During the Tuesday night presidential debate, Trump blamed Dr Fauci and other health experts for advising against masks. 

‘Dr Fauci said the opposite, he very strongly said masks aren’t good and then he changed his mind, he said masks are good,’ Trump said. 

Amid Trump’s many false claims, this one has some merit. 

Fauci, the CDC and the WHO all reiterated in the early days of the pandemic that masks were not effective ways to slow the spread of coronavirus. 

But they changed course as research began to suggest that asymptomatic people were significant drivers of transmission. 


Miracle cures’ topped the list of Trump’s most talked-about falsehoods, driven in part by his frequent promotion of hydroxychloroquine (left). Trump’s attacks on scientists like Dr Fauci (right) were the source of the fifth most-common type of information the Cornell team found he spread

Dr Fauci said on Thursday that his comments were ‘taken out of context’ during a Thursday ABC News interview. 

‘So the feeling was that people who were wanting to have masks in the community, namely just people out in the street, might be hoarding masks and making the shortage of masks even greater.

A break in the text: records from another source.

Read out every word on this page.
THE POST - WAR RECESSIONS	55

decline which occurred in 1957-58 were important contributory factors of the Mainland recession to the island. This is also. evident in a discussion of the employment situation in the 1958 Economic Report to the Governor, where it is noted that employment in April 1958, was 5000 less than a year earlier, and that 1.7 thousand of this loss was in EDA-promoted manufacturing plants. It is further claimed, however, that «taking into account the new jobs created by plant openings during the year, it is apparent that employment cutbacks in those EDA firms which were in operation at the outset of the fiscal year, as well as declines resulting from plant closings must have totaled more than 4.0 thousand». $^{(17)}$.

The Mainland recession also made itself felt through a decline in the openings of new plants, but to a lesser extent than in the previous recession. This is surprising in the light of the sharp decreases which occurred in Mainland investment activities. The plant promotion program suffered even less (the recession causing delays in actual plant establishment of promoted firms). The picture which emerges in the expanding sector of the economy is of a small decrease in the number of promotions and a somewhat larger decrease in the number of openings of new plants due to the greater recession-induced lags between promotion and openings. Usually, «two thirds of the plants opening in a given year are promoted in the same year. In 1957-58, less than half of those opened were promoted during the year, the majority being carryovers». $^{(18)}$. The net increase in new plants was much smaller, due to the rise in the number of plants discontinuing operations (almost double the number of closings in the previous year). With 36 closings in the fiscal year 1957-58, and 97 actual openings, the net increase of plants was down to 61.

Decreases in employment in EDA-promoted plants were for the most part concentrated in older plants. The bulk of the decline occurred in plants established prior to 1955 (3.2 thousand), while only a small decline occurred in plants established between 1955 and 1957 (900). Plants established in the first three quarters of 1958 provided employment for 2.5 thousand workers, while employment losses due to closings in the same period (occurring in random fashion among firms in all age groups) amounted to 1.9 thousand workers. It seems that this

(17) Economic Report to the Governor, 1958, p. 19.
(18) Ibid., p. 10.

In that context, we said that we did not recommend masks,’ said Dr Fauci. 

Although Dr Fauci quickly became a household name, his words simply didn’t travel as far or as fast as President Trump’s.  

As Dr Fauci was pleading with the American public to wear masks, Trump continued to toss them aside, and many of his constituents followed suit.  

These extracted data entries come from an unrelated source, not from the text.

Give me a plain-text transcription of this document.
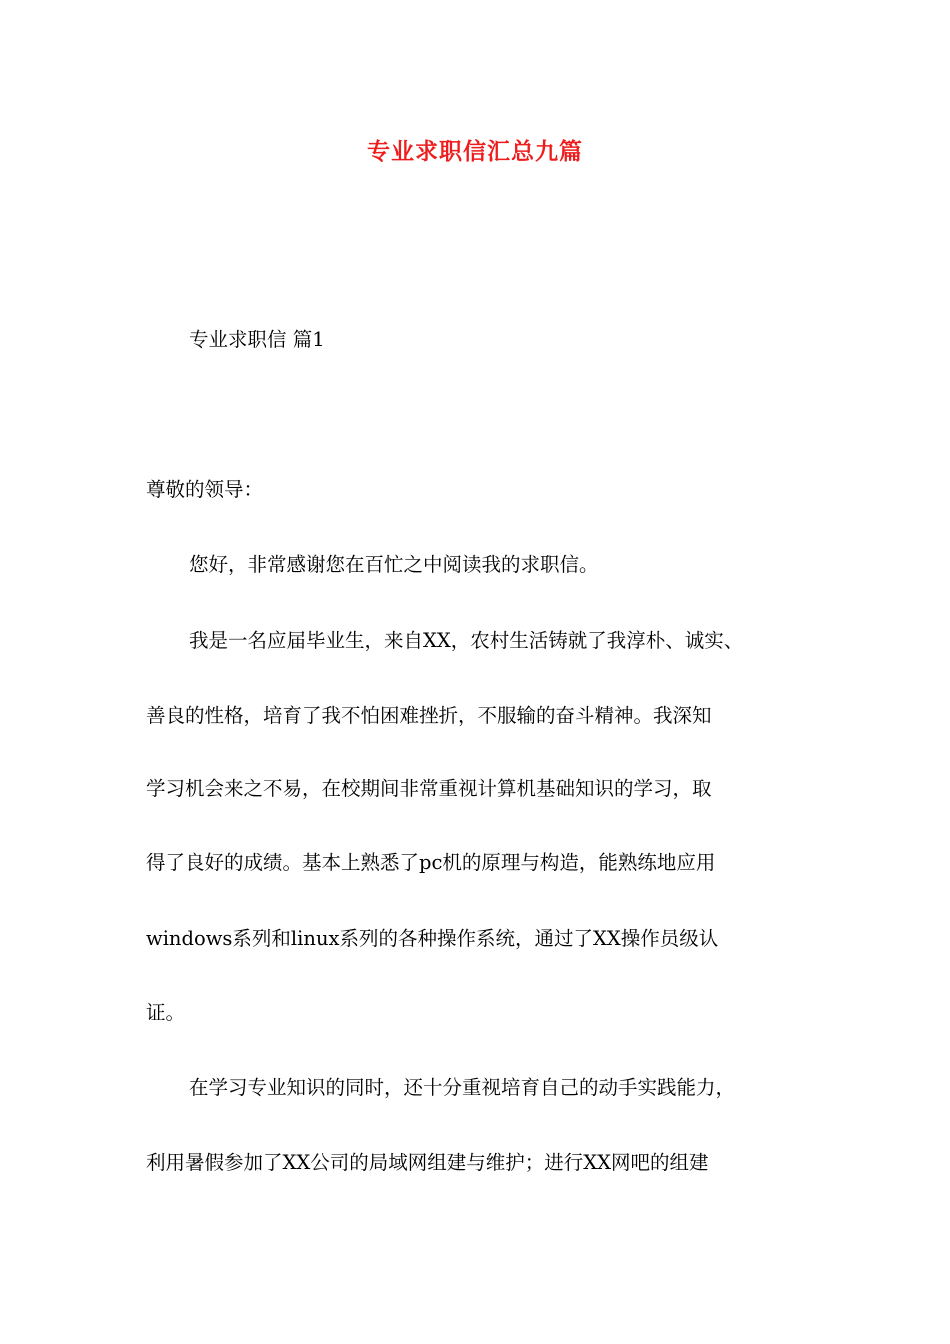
专业求职信汇总九篇
专业求职信 篇1
尊敬的领导：
您好，非常感谢您在百忙之中阅读我的求职信。
我是一名应届毕业生，来自XX，农村生活铸就了我淳朴、诚实、
善良的性格，培育了我不怕困难挫折，不服输的奋斗精神。我深知
学习机会来之不易，在校期间非常重视计算机基础知识的学习，取
得了良好的成绩。基本上熟悉了pc机的原理与构造，能熟练地应用
windows系列和linux系列的各种操作系统，通过了XX操作员级认
证。
在学习专业知识的同时，还十分重视培育自己的动手实践能力，
利用暑假参加了XX公司的局域网组建与维护；进行XX网吧的组建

 ‘One of the more interesting aspects of the data collection process was discovering the staggering amount of misinformation coverage directly linked to the public comments of a small number of individuals,’ Co-author Jordan Adams, a data analyst at Cision Insights, which provided the database, added. 

The database they used aggregates coverage from countries such as the US, Britain, India, Ireland, Australia, New Zealand and other African and Asian nations. 

After miracle cures, the second-most prevalent misinformation topic was that the pandemic was created to advance a ‘new world order.’

Next came the claim that the pandemic was a hoax for political gain by the US Democratic Party, followed by conspiracies alleging the virus was a bioweapon released by a laboratory in Wuhan, China.

Conspiracy theories linking the pandemic to philanthropist Bill Gates came next, then the hoax that Covid-19 symptoms are caused by 5G phone networks, anti-Semitic conspiracy theories and the notion that the virus is a form of population control.

Attacks on US government scientist Fauci, references to the debunked ‘Plandemic’ video, and blaming the virus on Chinese people consuming bat soup rounded off the list.

The study authors also tracked how the stories were shared on social media, finding that the posts elicited 36 million engagements, three-quarters of them on Facebook.

The research was partly funded by the Bill and Melinda Gates Foundation.